Supporting your desire to live free from self-destructive behavior as you embark on a life long journey of recovery.
At this year’s Academy Awards ceremony, Lady Gaga sang a song entitled “Until It Happens to You.” The song shed light on the very real problem of rape on college campuses across America, a message made even more dramatic by the many female rape survivors appearing on the stage with the singer.
I respect any and all attempts to bring attention to this growing problem. There is another very real problem on college campuses that deserves similar attention: student suicide. In the past year, 8% of students seriously considered suicide and 1.3% attempted to end their lives. Today, suicide is the leading cause of death in college students, second only to vehicle deaths.
Although we want to be shocked by this statistic, are we really? Consider the society in which these young adults grew up: one of relentless pressure to be perfect, popular, or “better” than others; one that is far more focused on performance than support, applauding strength rather than identifying and healing vulnerabilities. All this in a world rife with any number of traumas, ranging from physical or sexual abuse to emotional abuse, bullying, or emotional neglect.
As teenagers, many current college students spent untold hours each day on social media, following instagram and twitter, checking Facebook posts. To what end? So they could compare themselves to others and discover that they were not as pretty or skinny as the next girl, or conclude that they were a social pariah because they were not invited to this or that party?
Adolescents rarely walk away from social media sites feeling more positive about themselves.
And then for many, male and female alike, there is the ongoing stress of academic achievement. Excellent grades must be maintained in order to get that all-important scholarship, and therefore, matriculate at the equally important “good” school.
During these formative years, when healthy coping skills should be learned in the context of face to face supportive human relationships, it is not unusual for young people to instead depend on a skewed relationship with food, an addiction to self-harm, a dependence on drugs or alcohol, or fall victim to depression or anxiety.
Eventually, by hook or by crook, these high school graduates end up in college and things get … easier? Not likely; the additional stressors inherent to the world of higher education only exacerbate the previously established unhealthy coping strategy. Add that to an environment that is unfortunately synonymous with binge drinking and drug use, and the odds of suicide only escalate.
Now, more than ever parents need ongoing involvement with their children. There needs to be more talking, more time spent in the presence of one another, and less texting. From the time their children are babies, parents teach them by their example how to deal with pressure, stress and intense emotions. Babies, toddlers, children and then teens are exquisitely attuned to their parents’ feelings, reactions and behaviors–far more than they pay attention to their parents’ words. When we live our lives emotionally, spiritually, physically and in our relationships in a positive fashion, we have a much greater chance of instilling the same in the next generation.

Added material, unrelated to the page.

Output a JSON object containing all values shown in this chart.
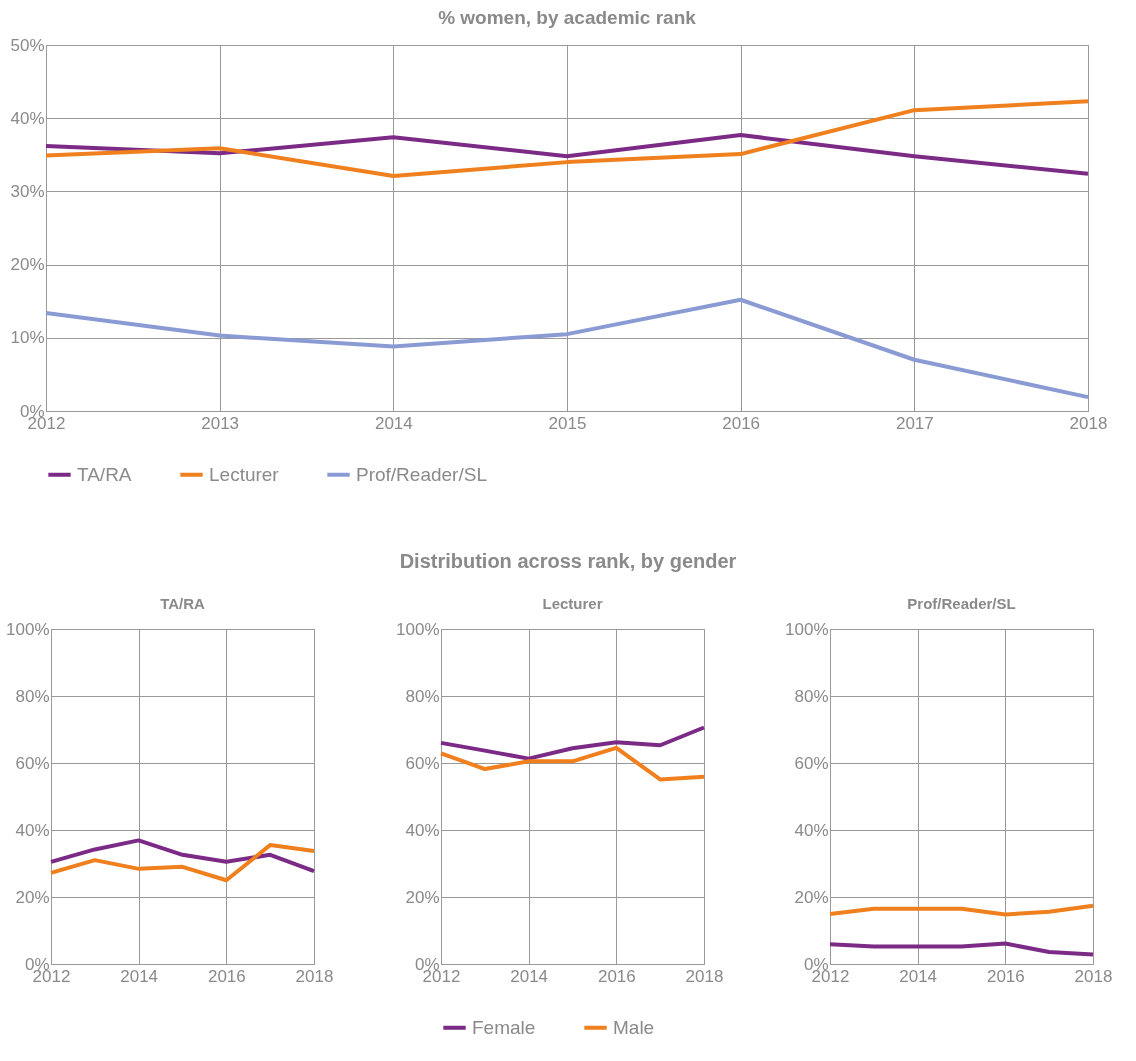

Strategies such as healthy exercise, talking things out with a trusted friend, prayer, eating well, getting enough sleep, knowing when help is needed and where to go to get it—each has value. The truth is, if a young person does not learn early on how to cope, he or she will turn to whatever is at hand, readily available, when facing difficult times in college.
As parents, we must do the best we can through the examples we set regarding how we live our lives, how we treat ourselves and others, how we accept ourselves in our shortcomings and strengths, how we love unconditionally, how we grow, how we feel, and how we heal from difficult experiences. When we help our kids find strength in knowing when to ask for help, when we cultivate the belief that we deserve it and all need it at times, we give them a better chance of turning to places of safety, strength and hope during a time of need, a time of stress, and the new frontier that college is for each of them.